A todos nos encantan los lucernarios, las fiestas de la luz, las fogatas, la procesión de las luces en Lourdes o en Fátima… pero nunca ha habido una procesión de la luz como ésta: Una anciana que ha entregado toda la vida al Señor y con sus ojos ya oscurecidos, descubre la luz; un anciano querido y respetado por todos, a quien el mismo Espíritu Santo conduce al templo para que participe en el lucernario; un papá, adoptivo, pero “hombre justo” a los ojos de Dios; una mujer única por la luz que brilla en ella desde la misma concepción, y un Niño que trae luz infinita capaz de iluminar mil mundos.

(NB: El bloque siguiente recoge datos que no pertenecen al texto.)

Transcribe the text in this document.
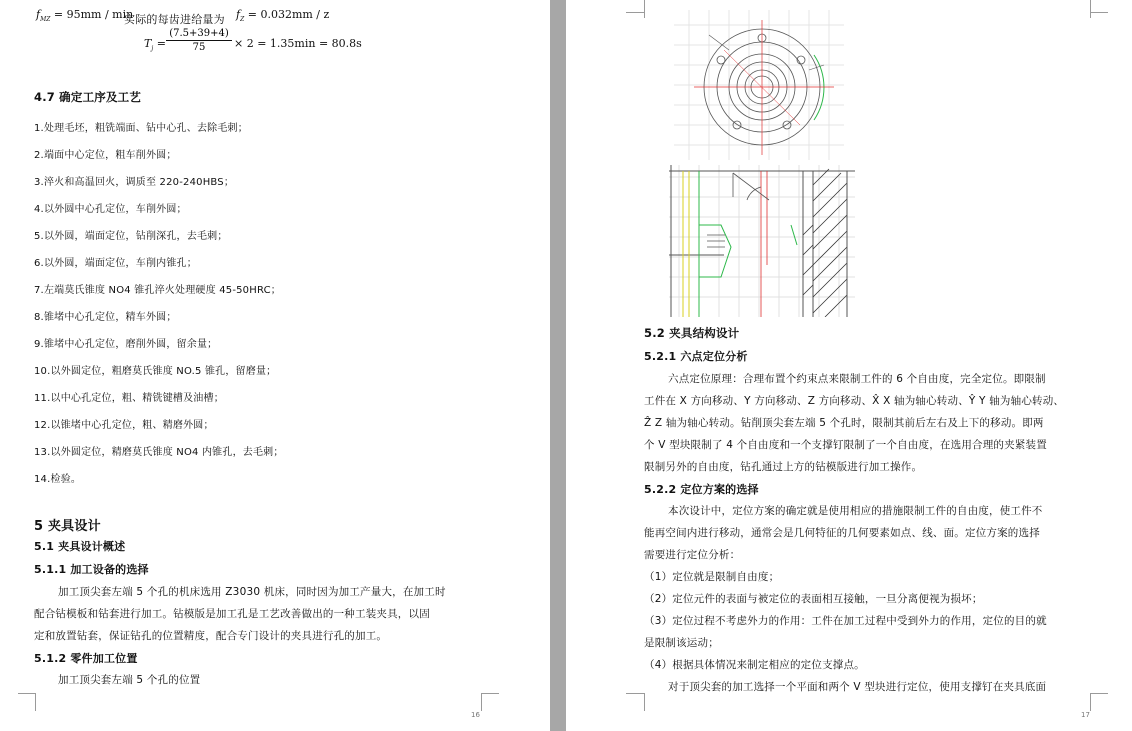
$f_{MZ} = 95mm / \min$
实际的每齿进给量为 $f_Z = 0.032mm / z$
$T_j$ =
(7.5+39+4)
75	× 2 = 1.35min = 80.8s
4.7 确定工序及工艺
1.处理毛坯，粗铣端面、钻中心孔、去除毛刺；
2.端面中心定位，粗车削外圆；
3.淬火和高温回火，调质至 220-240HBS；
4.以外圆中心孔定位，车削外圆；
5.以外圆，端面定位，钻削深孔，去毛刺；
6.以外圆，端面定位，车削内锥孔；
7.左端莫氏锥度 NO4 锥孔淬火处理硬度 45-50HRC；
8.锥堵中心孔定位，精车外圆；
9.锥堵中心孔定位，磨削外圆，留余量；
10.以外圆定位，粗磨莫氏锥度 NO.5 锥孔，留磨量；
11.以中心孔定位，粗、精铣键槽及油槽；
12.以锥堵中心孔定位，粗、精磨外圆；
13.以外圆定位，精磨莫氏锥度 NO4 内锥孔，去毛刺；
14.检验。
5 夹具设计
5.1 夹具设计概述
5.1.1 加工设备的选择
加工顶尖套左端 5 个孔的机床选用 Z3030 机床，同时因为加工产量大，在加工时
配合钻模板和钻套进行加工。钻模版是加工孔是工艺改善做出的一种工装夹具，以固
定和放置钻套，保证钻孔的位置精度，配合专门设计的夹具进行孔的加工。
5.1.2 零件加工位置
加工顶尖套左端 5 个孔的位置
16
5.2 夹具结构设计
5.2.1 六点定位分析
六点定位原理：合理布置个约束点来限制工件的 6 个自由度，完全定位。即限制
工件在 X 方向移动、Y 方向移动、Z 方向移动、X̂ X 轴为轴心转动、Ŷ Y 轴为轴心转动、
Ẑ Z 轴为轴心转动。钻削顶尖套左端 5 个孔时，限制其前后左右及上下的移动。即两
个 V 型块限制了 4 个自由度和一个支撑钉限制了一个自由度，在选用合理的夹紧装置
限制另外的自由度，钻孔通过上方的钻模版进行加工操作。
5.2.2 定位方案的选择
本次设计中，定位方案的确定就是使用相应的措施限制工件的自由度，使工件不
能再空间内进行移动，通常会是几何特征的几何要素如点、线、面。定位方案的选择
需要进行定位分析：
（1）定位就是限制自由度；
（2）定位元件的表面与被定位的表面相互接触，一旦分离便视为损坏；
（3）定位过程不考虑外力的作用：工件在加工过程中受到外力的作用，定位的目的就
是限制该运动；
（4）根据具体情况来制定相应的定位支撑点。
对于顶尖套的加工选择一个平面和两个 V 型块进行定位，使用支撑钉在夹具底面
17
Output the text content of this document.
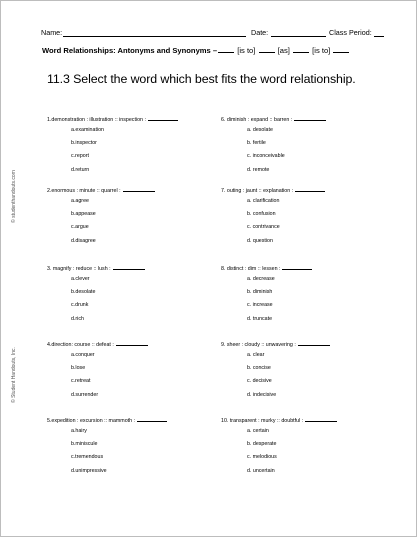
Name:	Date:	Class Period:
Word Relationships: Antonyms and Synonyms –	[is to]	[as]	[is to]
11.3 Select the word which best fits the word relationship.
© studenthandouts.com
© Student Handouts, Inc.
1.demonstration : illustration :: inspection :
a.examination
b.inspector
c.report
d.return
6. diminish : expand :: barren :
a. desolate
b. fertile
c. inconceivable
d. remote
2.enormous : minute :: quarrel :
a.agree
b.appease
c.argue
d.disagree
7. outing : jaunt :: explanation :
a. clarification
b. confusion
c. contrivance
d. question
3. magnify : reduce :: lush :
a.clever
b.desolate
c.drunk
d.rich
8. distinct : dim :: lessen :
a. decrease
b. diminish
c. increase
d. truncate
4.direction: course :: defeat :
a.conquer
b.lose
c.retreat
d.surrender
9. sheer : cloudy :: unwavering :
a. clear
b. concise
c. decisive
d. indecisive
5.expedition : excursion :: mammoth :
a.hairy
b.miniscule
c.tremendous
d.unimpressive
10. transparent : murky :: doubtful :
a. certain
b. desperate
c. melodious
d. uncertain
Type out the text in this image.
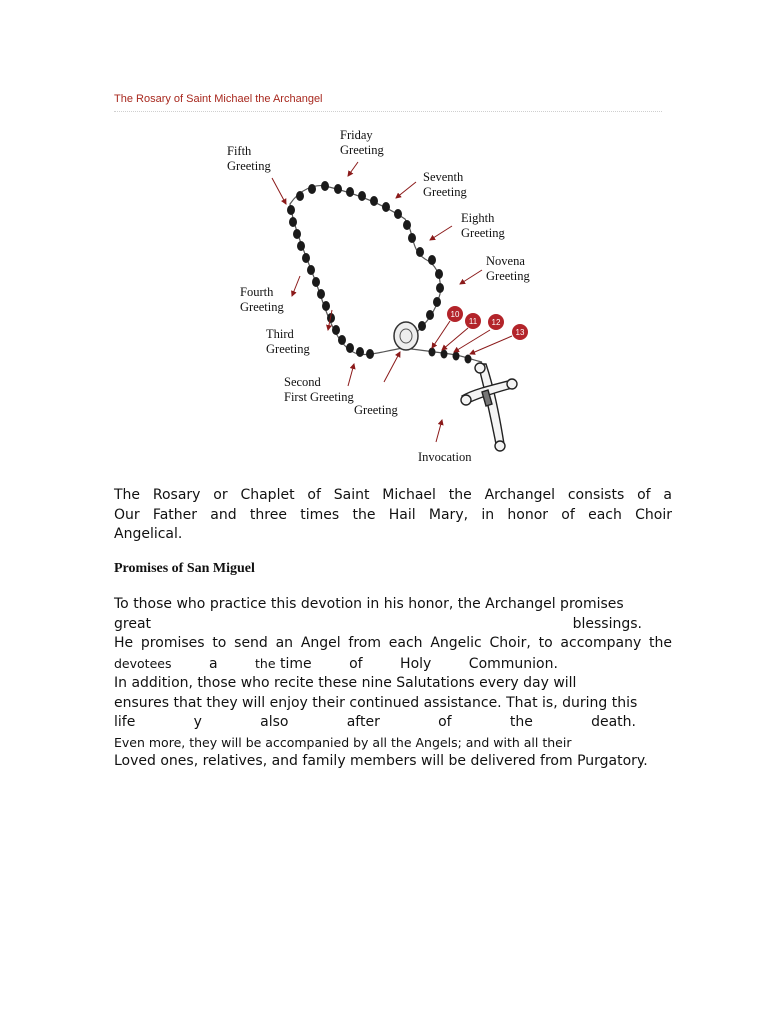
The Rosary of Saint Michael the Archangel
10
11 12
13
Friday
Greeting
Fifth
Greeting
Seventh
Greeting
Eighth
Greeting
Novena
Greeting
Fourth
Greeting
Third
Greeting
Second
First Greeting
Greeting
Invocation
The Rosary or Chaplet of Saint Michael the Archangel consists of a
Our Father and three times the Hail Mary, in honor of each Choir
Angelical.
Promises of San Miguel
To those who practice this devotion in his honor, the Archangel promises
great	blessings.
He promises to send an Angel from each Angelic Choir, to accompany the
devotees	a	the time	of	Holy	Communion.
In addition, those who recite these nine Salutations every day will
ensures that they will enjoy their continued assistance. That is, during this
life	y	also	after	of	the	death.
Even more, they will be accompanied by all the Angels; and with all their
Loved ones, relatives, and family members will be delivered from Purgatory.
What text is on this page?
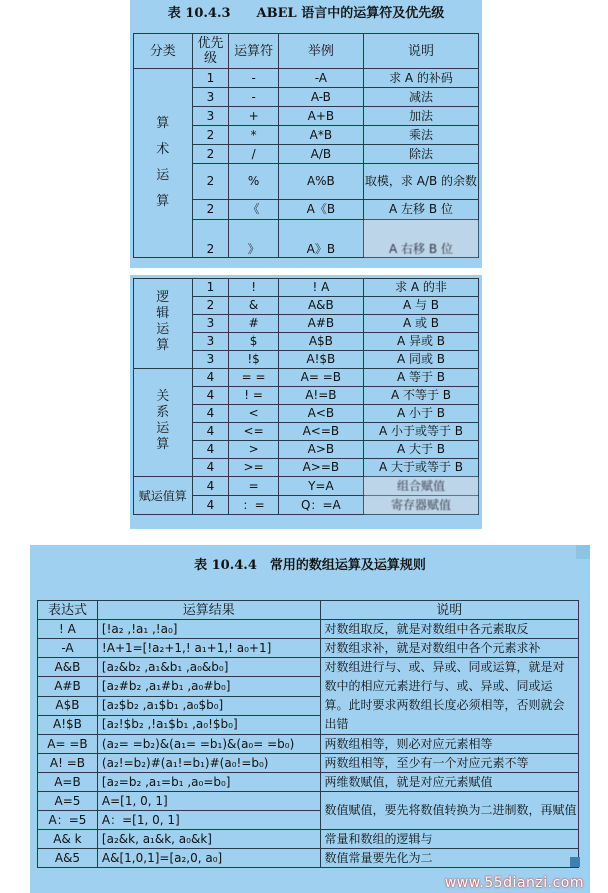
表 10.4.3　　ABEL 语言中的运算符及优先级
分类	优先级	运算符	举例	说明
算术运算	1	-	-A	求 A 的补码
	3	-	A-B	减法
	3	+	A+B	加法
	2	*	A*B	乘法
	2	/	A/B	除法
	2	%	A%B	取模，求 A/B 的余数
	2	《	A《B	A 左移 B 位
	2	》	A》B	A 右移 B 位
逻辑运算	1	!	! A	求 A 的非
	2	&	A&B	A 与 B
	3	#	A#B	A 或 B
	3	$	A$B	A 异或 B
	3	!$	A!$B	A 同或 B
关系运算	4	= =	A= =B	A 等于 B
	4	! =	A!=B	A 不等于 B
	4	<	A<B	A 小于 B
	4	<=	A<=B	A 小于或等于 B
	4	>	A>B	A 大于 B
	4	>=	A>=B	A 大于或等于 B
赋运值算	4	=	Y=A	组合赋值
	4	：=	Q：=A	寄存器赋值
表 10.4.4　常用的数组运算及运算规则
表达式	运算结果	说明
! A	[!a₂ ,!a₁ ,!a₀]	对数组取反，就是对数组中各元素取反
-A	!A+1=[!a₂+1,! a₁+1,! a₀+1]	对数组求补，就是对数组中各个元素求补
A&B	[a₂&b₂ ,a₁&b₁ ,a₀&b₀]	对数组进行与、或、异或、同或运算，就是对数中的相应元素进行与、或、异或、同或运算。此时要求两数组长度必须相等，否则就会出错
A#B	[a₂#b₂ ,a₁#b₁ ,a₀#b₀]	
A$B	[a₂$b₂ ,a₁$b₁ ,a₀$b₀]	
A!$B	[a₂!$b₂ ,!a₁$b₁ ,a₀!$b₀]	
A= =B	(a₂= =b₂)&(a₁= =b₁)&(a₀= =b₀)	两数组相等，则必对应元素相等
A! =B	(a₂!=b₂)#(a₁!=b₁)#(a₀!=b₀)	两数组相等，至少有一个对应元素不等
A=B	[a₂=b₂ ,a₁=b₁ ,a₀=b₀]	两维数赋值，就是对应元素赋值
A=5	A=[1, 0, 1]	数值赋值，要先将数值转换为二进制数，再赋值
A：=5	A：=[1, 0, 1]	
A& k	[a₂&k, a₁&k, a₀&k]	常量和数组的逻辑与
A&5	A&[1,0,1]=[a₂,0, a₀]	数值常量要先化为二
www.55dianzi.com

Y esta procesión avanza solemne por el templo.
Escuchemos lo que dice el anciano cuando, siempre movido por el Espíritu, toma al pequeño en sus brazos y dice este canto que la Iglesia gozosamente repite cada noche en el rezo de completas: “Ahora, Señor, según tu promesa, puedes dejar a tu siervo irse en paz; porque mis ojos han visto a tu Salvador a quien has presentado ante todos los pueblos, luz para iluminar a las naciones y gloria de tu pueblo Israel”.
Muy pronto crecerá el Niño y nosotros rezaremos los misterios luminosos recordando que Él dijo: “Yo soy la luz del mundo”: La luz que devuelve los ojos al ciego de nacimiento. La luz que ciega a los fariseos, aunque lo ven todo, como les dijo Jesús: “si estuvieran ciegos no tendrían pecado pero, como dicen que ven, su pecado permanece”. La luz que, viniendo a este mundo, ilumina a todo hombre.
La luz que suple en la gloria (“la Jerusalén celestial”) todo tipo de luminarias: “No necesita sol ni luna que la alumbre. La ilumina la gloria de Dios y su antorcha que es el cordero”.
Después de ver una procesión tan esplendorosa, nos volvemos hacia nosotros. Nos encontramos con una “velita misionera”, luz pequeña que puede convertirse en un río de fuego que conecta la tierra con el cielo, si la mantiene siempre prendida el amor que espera a Jesús, el Esposo, según la parábola.
Por eso es bueno preguntarnos cómo andamos de luz cada uno de nosotros, que celebramos en este día precisamente la fiesta de la Candelaria (de las candelas, de las luces).
Uno de los grandes poetas franceses preguntaba a los cristianos del mundo: “¿Qué han hecho ustedes con la luz?”
Porque sabemos que muchos han rechazado la luz, como dice el prólogo de San Juan: “Amaron más las tinieblas que la luz”.
Pero también es cierto que hay muchos que viven en un mundo, empequeñecido por las tinieblas, porque son pocos los que se arriesgan a quemarse para dar luz. Como dice nuestro canto: “Déjate quemar si quieres alumbrar”.
Anímate hoy. Prende tu luz. Lleva reservas para que tu lámpara no se te apague y unirte así al gran lucernario que celebramos en el día de la presentación de Jesús y de la purificación de Santa María.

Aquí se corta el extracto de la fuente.